Inspired by this post, I re-watched the movie (I'd seen it several years ago but didn't remember a lot of the details).

It's so... suffocating. The sweaty customers packed into the diner, the sleazy bar full of jealous men panting after Turner's character, the dingy Italian restaurant, the haziness and soft focus of the images, the heavy smoking by everyone except Ted Danson throughout the movie, the fog in every night scene*, everyone's clothes sticking to their bodies all the time (there being no escape from the heat anywhere because for some reason nobody has functioning air conditioning), and of course the way the sexual pull between Hurt's and Turner's characters becomes something more cloying and menacing.
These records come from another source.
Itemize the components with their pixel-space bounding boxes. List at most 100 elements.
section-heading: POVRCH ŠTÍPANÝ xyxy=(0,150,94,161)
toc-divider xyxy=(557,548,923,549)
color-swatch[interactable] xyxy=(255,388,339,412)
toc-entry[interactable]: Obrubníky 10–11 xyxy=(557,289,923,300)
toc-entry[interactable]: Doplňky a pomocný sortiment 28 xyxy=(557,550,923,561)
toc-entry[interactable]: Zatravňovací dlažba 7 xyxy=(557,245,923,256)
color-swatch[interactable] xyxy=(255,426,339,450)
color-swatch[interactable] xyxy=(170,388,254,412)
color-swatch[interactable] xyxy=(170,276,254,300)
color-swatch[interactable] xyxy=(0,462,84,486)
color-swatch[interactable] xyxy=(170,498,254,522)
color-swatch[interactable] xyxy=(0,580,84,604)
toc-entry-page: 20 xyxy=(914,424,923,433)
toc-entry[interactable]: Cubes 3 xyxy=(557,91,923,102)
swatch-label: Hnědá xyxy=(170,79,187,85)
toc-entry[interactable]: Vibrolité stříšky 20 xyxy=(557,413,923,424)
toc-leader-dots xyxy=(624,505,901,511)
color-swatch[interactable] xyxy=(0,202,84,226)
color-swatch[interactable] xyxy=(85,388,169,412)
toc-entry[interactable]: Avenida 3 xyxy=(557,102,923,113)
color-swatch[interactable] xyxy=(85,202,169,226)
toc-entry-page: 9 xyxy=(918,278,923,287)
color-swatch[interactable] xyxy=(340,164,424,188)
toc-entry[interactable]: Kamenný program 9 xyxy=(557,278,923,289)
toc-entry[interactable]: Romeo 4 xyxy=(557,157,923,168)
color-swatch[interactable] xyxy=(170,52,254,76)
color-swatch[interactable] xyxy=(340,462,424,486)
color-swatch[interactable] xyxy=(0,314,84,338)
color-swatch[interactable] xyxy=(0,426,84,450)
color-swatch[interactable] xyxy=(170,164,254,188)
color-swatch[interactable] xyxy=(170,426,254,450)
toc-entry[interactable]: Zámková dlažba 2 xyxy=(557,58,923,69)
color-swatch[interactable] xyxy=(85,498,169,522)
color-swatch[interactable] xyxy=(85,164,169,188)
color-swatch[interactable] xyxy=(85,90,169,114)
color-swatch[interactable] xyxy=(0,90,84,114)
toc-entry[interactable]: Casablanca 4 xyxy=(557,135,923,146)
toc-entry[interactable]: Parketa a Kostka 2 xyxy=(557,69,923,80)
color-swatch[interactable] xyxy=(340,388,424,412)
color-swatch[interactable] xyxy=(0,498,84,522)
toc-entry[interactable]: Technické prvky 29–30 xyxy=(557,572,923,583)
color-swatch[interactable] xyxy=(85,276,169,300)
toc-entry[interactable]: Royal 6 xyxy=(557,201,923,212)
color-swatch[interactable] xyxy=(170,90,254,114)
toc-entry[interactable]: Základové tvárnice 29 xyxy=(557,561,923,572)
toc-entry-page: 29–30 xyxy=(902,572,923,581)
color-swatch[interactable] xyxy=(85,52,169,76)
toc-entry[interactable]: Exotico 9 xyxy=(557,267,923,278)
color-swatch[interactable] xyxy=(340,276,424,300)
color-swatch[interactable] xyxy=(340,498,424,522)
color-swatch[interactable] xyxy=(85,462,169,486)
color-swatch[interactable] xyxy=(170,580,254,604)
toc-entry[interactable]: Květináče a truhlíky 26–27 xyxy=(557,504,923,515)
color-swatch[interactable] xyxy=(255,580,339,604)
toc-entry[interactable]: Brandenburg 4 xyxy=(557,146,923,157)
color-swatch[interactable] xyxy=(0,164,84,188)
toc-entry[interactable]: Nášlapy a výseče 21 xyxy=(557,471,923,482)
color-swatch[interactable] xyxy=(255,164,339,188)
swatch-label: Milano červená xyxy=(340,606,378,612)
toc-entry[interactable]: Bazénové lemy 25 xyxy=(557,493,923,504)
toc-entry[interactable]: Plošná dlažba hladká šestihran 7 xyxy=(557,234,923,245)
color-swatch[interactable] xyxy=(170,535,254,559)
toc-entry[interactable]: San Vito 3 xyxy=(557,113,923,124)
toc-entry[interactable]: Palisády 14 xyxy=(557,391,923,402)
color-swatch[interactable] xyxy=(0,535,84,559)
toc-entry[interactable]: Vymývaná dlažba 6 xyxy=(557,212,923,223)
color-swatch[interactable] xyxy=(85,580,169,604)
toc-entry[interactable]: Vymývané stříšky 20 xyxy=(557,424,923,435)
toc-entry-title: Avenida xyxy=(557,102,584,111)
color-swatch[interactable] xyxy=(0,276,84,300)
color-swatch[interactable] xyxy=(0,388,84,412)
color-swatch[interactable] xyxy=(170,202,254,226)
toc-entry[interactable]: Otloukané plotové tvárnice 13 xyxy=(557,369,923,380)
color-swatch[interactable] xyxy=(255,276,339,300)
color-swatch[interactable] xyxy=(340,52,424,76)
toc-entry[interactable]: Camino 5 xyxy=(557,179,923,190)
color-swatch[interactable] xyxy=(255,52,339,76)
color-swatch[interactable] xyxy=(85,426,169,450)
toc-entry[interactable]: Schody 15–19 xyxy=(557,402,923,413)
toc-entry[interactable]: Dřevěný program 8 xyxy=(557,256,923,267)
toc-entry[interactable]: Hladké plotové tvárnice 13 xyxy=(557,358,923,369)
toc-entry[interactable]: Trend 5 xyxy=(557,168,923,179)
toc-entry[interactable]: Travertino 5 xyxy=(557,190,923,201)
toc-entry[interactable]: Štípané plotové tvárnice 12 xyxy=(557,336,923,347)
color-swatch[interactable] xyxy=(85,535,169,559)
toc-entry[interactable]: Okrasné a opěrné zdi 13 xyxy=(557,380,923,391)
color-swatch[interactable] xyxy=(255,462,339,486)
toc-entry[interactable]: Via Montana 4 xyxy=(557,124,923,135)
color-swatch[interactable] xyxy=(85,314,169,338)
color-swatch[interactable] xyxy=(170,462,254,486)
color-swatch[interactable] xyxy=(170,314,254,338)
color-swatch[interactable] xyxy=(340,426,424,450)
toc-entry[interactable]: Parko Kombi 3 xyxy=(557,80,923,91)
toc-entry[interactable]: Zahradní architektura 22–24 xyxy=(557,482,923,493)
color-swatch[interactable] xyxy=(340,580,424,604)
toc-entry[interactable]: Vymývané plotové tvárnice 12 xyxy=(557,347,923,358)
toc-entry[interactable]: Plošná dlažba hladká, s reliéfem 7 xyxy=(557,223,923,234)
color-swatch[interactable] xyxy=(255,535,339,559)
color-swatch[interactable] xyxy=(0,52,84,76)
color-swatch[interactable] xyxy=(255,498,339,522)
It all contributes to the feeling - that a lot of classical Hollywood noir has - of taking place in a dream state. And it's interesting how the first scene with Mickey Rourke (when he shows how to use the incendiary device) stands out from this. It has a feeling of sharpness and lucidity to it that really cuts through the miasma of the rest of the film. The contemporary rock music on the radio and the clear-headed advice that Rourke offers make it feel like we've briefly been pulled back into the real world. Hurt's character is being offered a moment of moral clarity which he will reject in favor of descending back into the mire. It even looks different from other scenes -- optically it just looks more clear and sharp, without the haziness and soft focus we've become accustomed to up to that point.

*In reality the south coast of Florida is almost never foggy during the hot months due to the almost constant sea breeze.
posted by theory at 3:58 AM on January 7, 2019 [4 favorites]


Apparently the original location was set to be New Jersey. Then various labor issues nixed that for production so they moved it all to Florida. I can't imagine it any other way, so who knows what THAT version would have felt like.